Vasks has repeatedly commented on the importance of Nature for him as a person but also as a composer. Indeed Nature often informs his music in one way or another, sometimes almost literally as in the use of stylised birdsong. Rural landscapes from Latvia also imbue some of his music. It is thus not surprising that the cycle of the seasons has inspired him as it has many other composers. His own Seasons, however, were not written as a complete cycle from the start. The idea of a complete cycle came to him when he heard Vestard Shimkus play Pasavara muzika (“Spring Music”) in 2004. The earlier pieces of the cycle - Balta ainava (“White Landscape”) and Rudens muzika (“Autumn Music”) - were composed in 1980 and 1981 respectively for Talivaldis Deksnis who is now better known as an organist and who has recently recorded Vasks’ organ works (Wergo WER 6712 2, reviewed here a few months ago). As with many other similar cycles Vasks’ Gadalaiki (“The Seasons”) are neither programmatic nor descriptive. The music rather suggests impressions and moods.

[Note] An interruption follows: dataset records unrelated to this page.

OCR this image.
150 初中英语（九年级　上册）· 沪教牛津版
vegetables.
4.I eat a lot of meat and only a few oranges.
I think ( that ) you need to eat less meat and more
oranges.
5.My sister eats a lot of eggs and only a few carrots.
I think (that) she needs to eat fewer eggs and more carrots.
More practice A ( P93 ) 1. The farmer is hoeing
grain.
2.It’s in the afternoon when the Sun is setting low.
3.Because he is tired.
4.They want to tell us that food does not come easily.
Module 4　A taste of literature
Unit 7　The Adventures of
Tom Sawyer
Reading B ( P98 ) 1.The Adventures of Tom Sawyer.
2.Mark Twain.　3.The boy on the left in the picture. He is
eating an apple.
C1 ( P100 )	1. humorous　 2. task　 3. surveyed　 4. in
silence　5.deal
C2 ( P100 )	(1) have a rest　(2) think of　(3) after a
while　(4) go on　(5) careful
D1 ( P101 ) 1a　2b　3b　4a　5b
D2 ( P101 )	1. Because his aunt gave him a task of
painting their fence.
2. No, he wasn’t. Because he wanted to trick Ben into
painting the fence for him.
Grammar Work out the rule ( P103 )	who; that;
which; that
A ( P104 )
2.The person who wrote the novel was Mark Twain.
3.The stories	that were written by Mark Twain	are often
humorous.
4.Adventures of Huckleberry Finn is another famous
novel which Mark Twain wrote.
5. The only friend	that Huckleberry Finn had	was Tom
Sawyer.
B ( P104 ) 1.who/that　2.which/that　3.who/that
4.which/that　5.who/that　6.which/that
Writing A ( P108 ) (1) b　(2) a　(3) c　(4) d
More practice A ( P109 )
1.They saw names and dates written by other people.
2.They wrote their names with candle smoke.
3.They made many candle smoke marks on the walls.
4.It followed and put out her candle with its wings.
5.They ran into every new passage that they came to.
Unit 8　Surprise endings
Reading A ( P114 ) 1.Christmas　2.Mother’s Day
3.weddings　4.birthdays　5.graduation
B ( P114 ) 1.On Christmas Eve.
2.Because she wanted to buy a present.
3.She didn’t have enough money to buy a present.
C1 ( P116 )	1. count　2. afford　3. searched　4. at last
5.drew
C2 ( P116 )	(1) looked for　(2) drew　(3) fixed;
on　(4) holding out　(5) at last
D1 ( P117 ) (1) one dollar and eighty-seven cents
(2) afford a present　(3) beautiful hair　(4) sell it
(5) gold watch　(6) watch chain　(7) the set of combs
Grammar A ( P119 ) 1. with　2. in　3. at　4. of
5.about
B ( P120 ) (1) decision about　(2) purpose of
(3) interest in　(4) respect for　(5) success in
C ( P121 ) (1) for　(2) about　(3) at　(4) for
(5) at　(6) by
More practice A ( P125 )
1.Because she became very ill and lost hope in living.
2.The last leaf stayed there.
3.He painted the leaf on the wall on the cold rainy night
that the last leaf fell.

Balta ainava (“White Landscape”) is a slow, almost minimalist piece evoking frozen, snow-covered landscapes with the simplest, though most effective means. In total contrast, Pavasara muzika (“Spring Music”), subtitled Quasi una sonata, is the longest and most developed of the whole cycle. The music begins slowly, almost hesitantly. Later it ebbs and flows alternating highly contrasting material, by turns slow and meditative and rhythmically intense. It steadily builds to its exalted, almost ecstatic close. Zala ainava (“Green Landscape”) represents summer. The music opens with a great burst of energy and unfolds with relentless alacrity. It pauses in a short slow section until it reaches the folk-inflected coda quoting from a Latvian folk song. Rudens muzika (“Autumn Music”) begins calmly, but the October storms soon sweep over the land. The storms subside and slower episodes (“a gentle sadness” according to the composer) settle in, but “after a last great storm, the snow comes again as a symbol of a conclusion and a new beginning” (Peteris Vasks).

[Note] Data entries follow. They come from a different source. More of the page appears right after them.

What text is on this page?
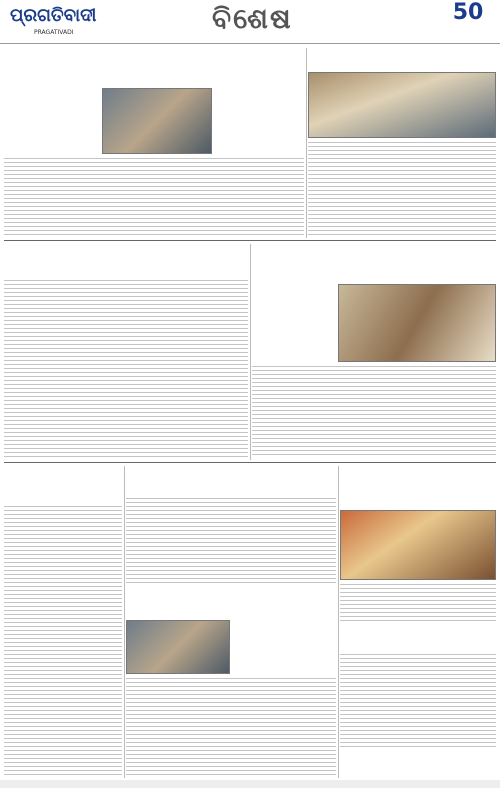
ପ୍ରଗତିବାଦୀ
PRAGATIVADI	ବିଶେଷ	50
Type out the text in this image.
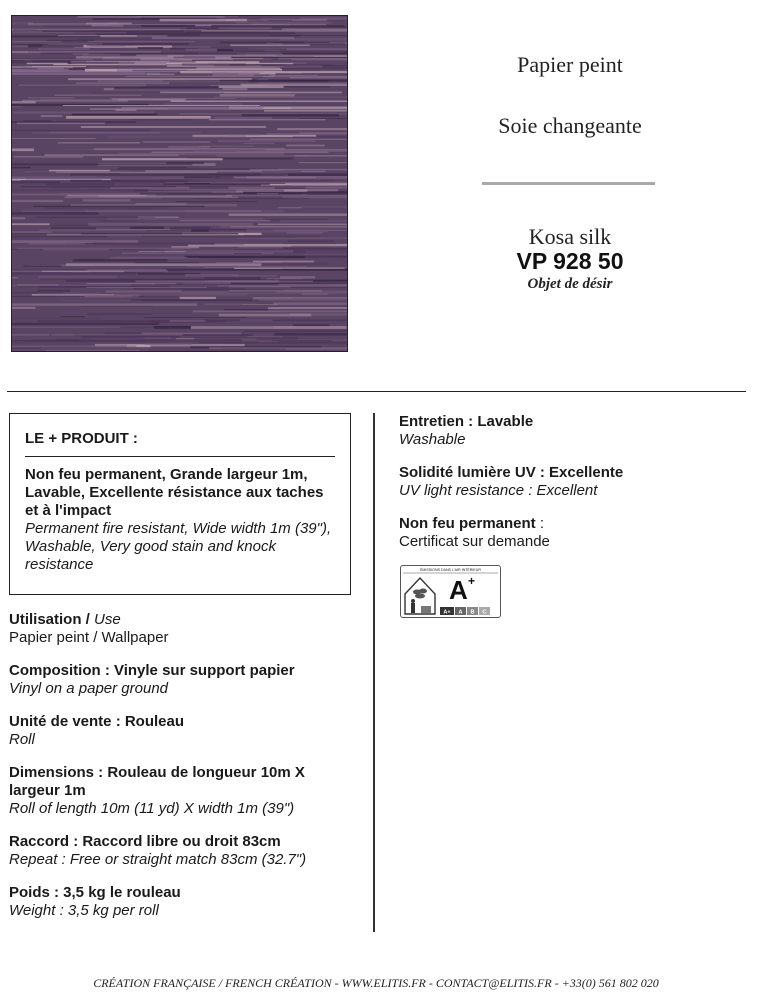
Papier peint
Soie changeante
Kosa silk
VP 928 50
Objet de désir
LE + PRODUIT :
Non feu permanent, Grande largeur 1m, Lavable, Excellente résistance aux taches et à l'impact
Permanent fire resistant, Wide width 1m (39"), Washable, Very good stain and knock resistance
Utilisation / Use
Papier peint / Wallpaper
Composition : Vinyle sur support papier
Vinyl on a paper ground
Unité de vente : Rouleau
Roll
Dimensions : Rouleau de longueur 10m X largeur 1m
Roll of length 10m (11 yd) X width 1m (39")
Raccord : Raccord libre ou droit 83cm
Repeat : Free or straight match 83cm (32.7")
Poids : 3,5 kg le rouleau
Weight : 3,5 kg per roll
Entretien : Lavable
Washable
Solidité lumière UV : Excellente
UV light resistance : Excellent
Non feu permanent :
Certificat sur demande
ÉMISSIONS DANS L'AIR INTÉRIEUR
A +
A+ A B C
CRÉATION FRANÇAISE / FRENCH CRÉATION - WWW.ELITIS.FR - CONTACT@ELITIS.FR - +33(0) 561 802 020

Vasaras vakara muzika (“Music for a Summer Evening”) is not part of the Gadalaiki cycle but was written as an encore of sorts, albeit a fairly substantial one. This is a very fine miniature tone poem unfolding in utter tranquillity except for a somewhat more animated central section.

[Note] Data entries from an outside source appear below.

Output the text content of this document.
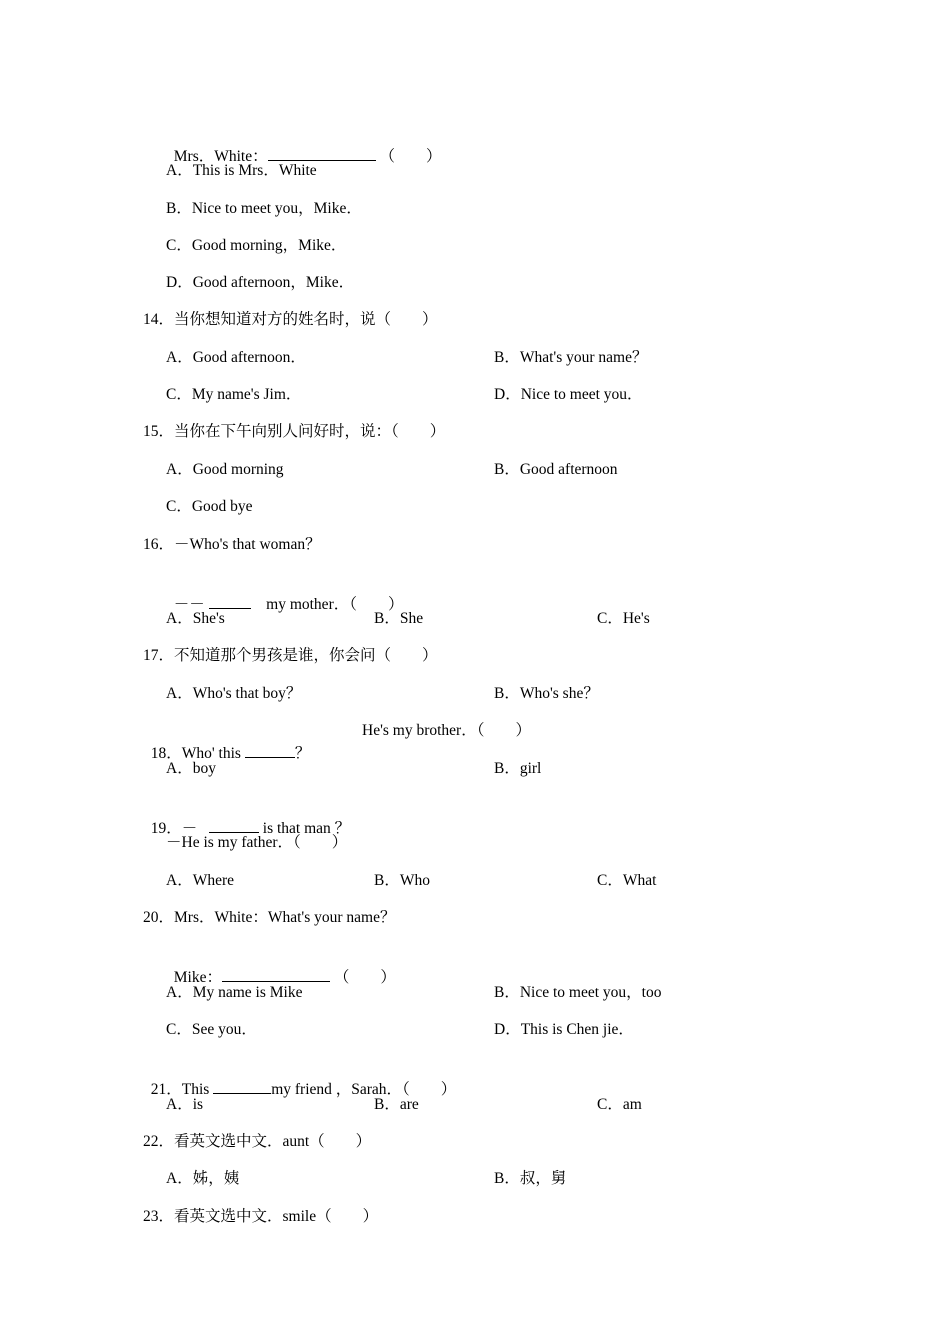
Mrs．White：	（　　）

A．This is Mrs．White
B．Nice to meet you，Mike．
C．Good morning，Mike．
D．Good afternoon，Mike．
14．当你想知道对方的姓名时，说（　　）
A．Good afternoon．	B．What's your name？
C．My name's Jim．	D．Nice to meet you．
15．当你在下午向别人问好时，说：（　　）
A．Good morning	B．Good afternoon
C．Good bye
16．－Who's that woman？

－－	my mother．（　　）

A．She's	B．She	C．He's
17．不知道那个男孩是谁，你会问（　　）
A．Who's that boy？	B．Who's she？

18．Who' this	？

He's my brother．（　　）
A．boy	B．girl

19．－	is that man ？

－He is my father．（　　）
A．Where	B．Who	C．What
20．Mrs．White：What's your name？

Mike：	（　　）

A．My name is Mike	B．Nice to meet you，too
C．See you．	D．This is Chen jie．

21．This	my friend ，Sarah．（　　）

A．is	B．are	C．am
22．看英文选中文．aunt（　　）
A．姊，姨	B．叔，舅
23．看英文选中文．smile（　　）
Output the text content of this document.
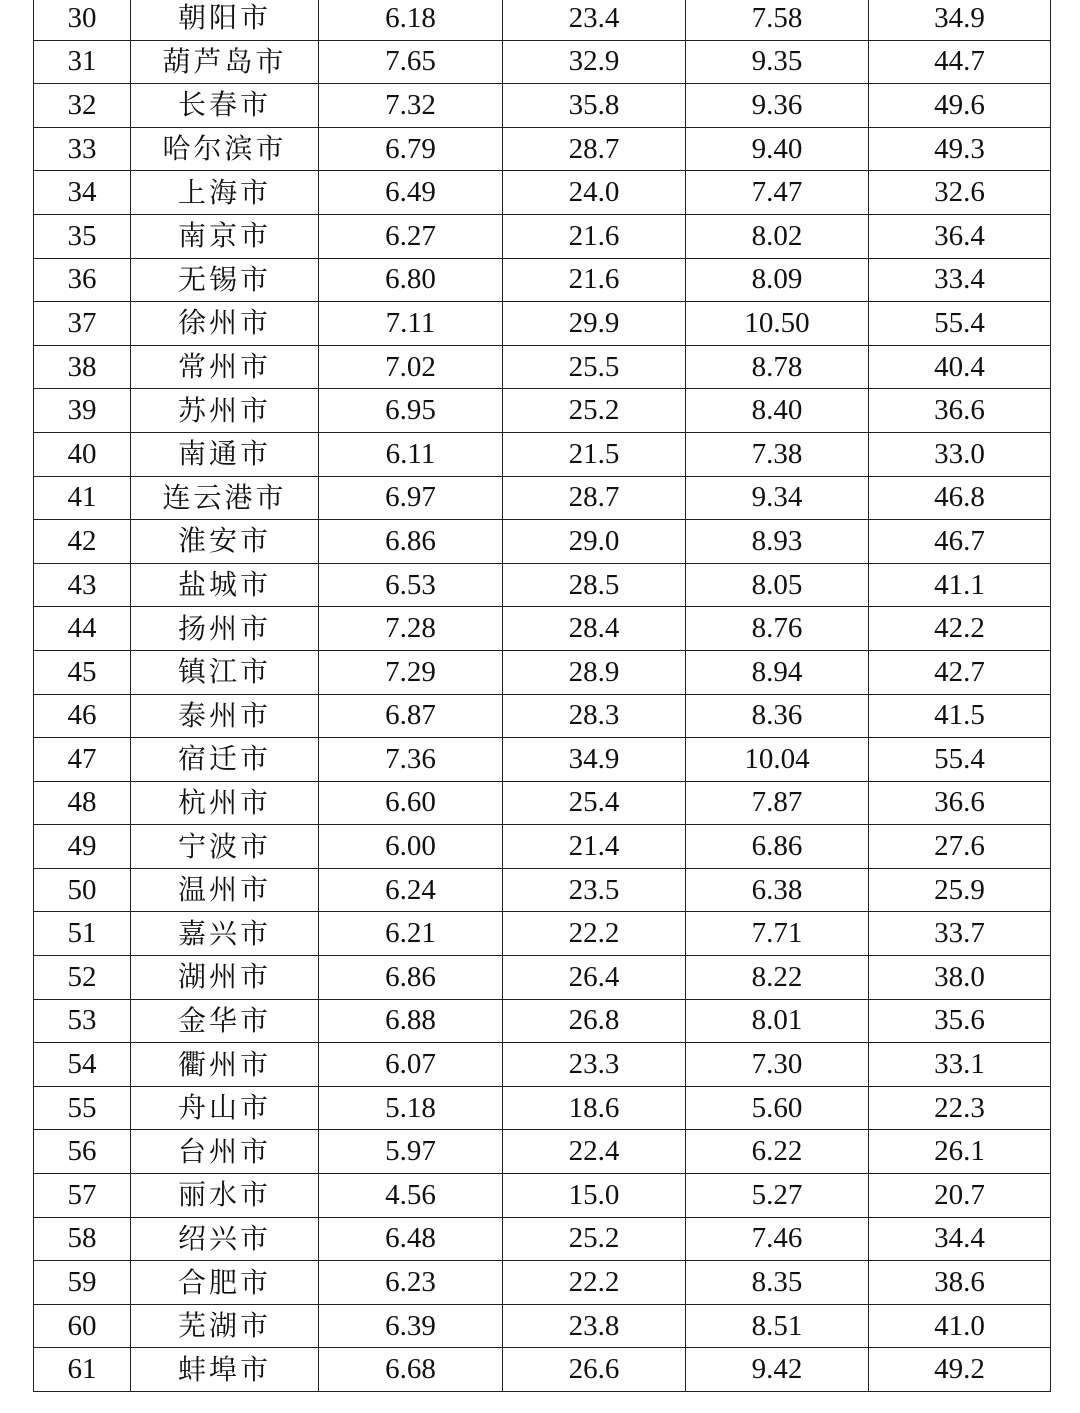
30	朝阳市	6.18	23.4	7.58	34.9
31	葫芦岛市	7.65	32.9	9.35	44.7
32	长春市	7.32	35.8	9.36	49.6
33	哈尔滨市	6.79	28.7	9.40	49.3
34	上海市	6.49	24.0	7.47	32.6
35	南京市	6.27	21.6	8.02	36.4
36	无锡市	6.80	21.6	8.09	33.4
37	徐州市	7.11	29.9	10.50	55.4
38	常州市	7.02	25.5	8.78	40.4
39	苏州市	6.95	25.2	8.40	36.6
40	南通市	6.11	21.5	7.38	33.0
41	连云港市	6.97	28.7	9.34	46.8
42	淮安市	6.86	29.0	8.93	46.7
43	盐城市	6.53	28.5	8.05	41.1
44	扬州市	7.28	28.4	8.76	42.2
45	镇江市	7.29	28.9	8.94	42.7
46	泰州市	6.87	28.3	8.36	41.5
47	宿迁市	7.36	34.9	10.04	55.4
48	杭州市	6.60	25.4	7.87	36.6
49	宁波市	6.00	21.4	6.86	27.6
50	温州市	6.24	23.5	6.38	25.9
51	嘉兴市	6.21	22.2	7.71	33.7
52	湖州市	6.86	26.4	8.22	38.0
53	金华市	6.88	26.8	8.01	35.6
54	衢州市	6.07	23.3	7.30	33.1
55	舟山市	5.18	18.6	5.60	22.3
56	台州市	5.97	22.4	6.22	26.1
57	丽水市	4.56	15.0	5.27	20.7
58	绍兴市	6.48	25.2	7.46	34.4
59	合肥市	6.23	22.2	8.35	38.6
60	芜湖市	6.39	23.8	8.51	41.0
61	蚌埠市	6.68	26.6	9.42	49.2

Although his output includes many chamber works, Peteris Vasks is ultimately better known as an orchestral composer; but these works for piano are really very fine although I suspect that they must be quite taxing and demanding on the player’s part. Vestard Shimkus obviously possesses all the qualities of technique and musicality that these often beautiful works call for.

I also want to single out for praise the quality of the recorded sound. One hardly realises that this programme was recorded live.

No admirer of Vasks’ music will want to be without this very fine release.

Hubert Culot



The first complete performance of Vasks’ cycle Gadalaiki in superb readings and recording.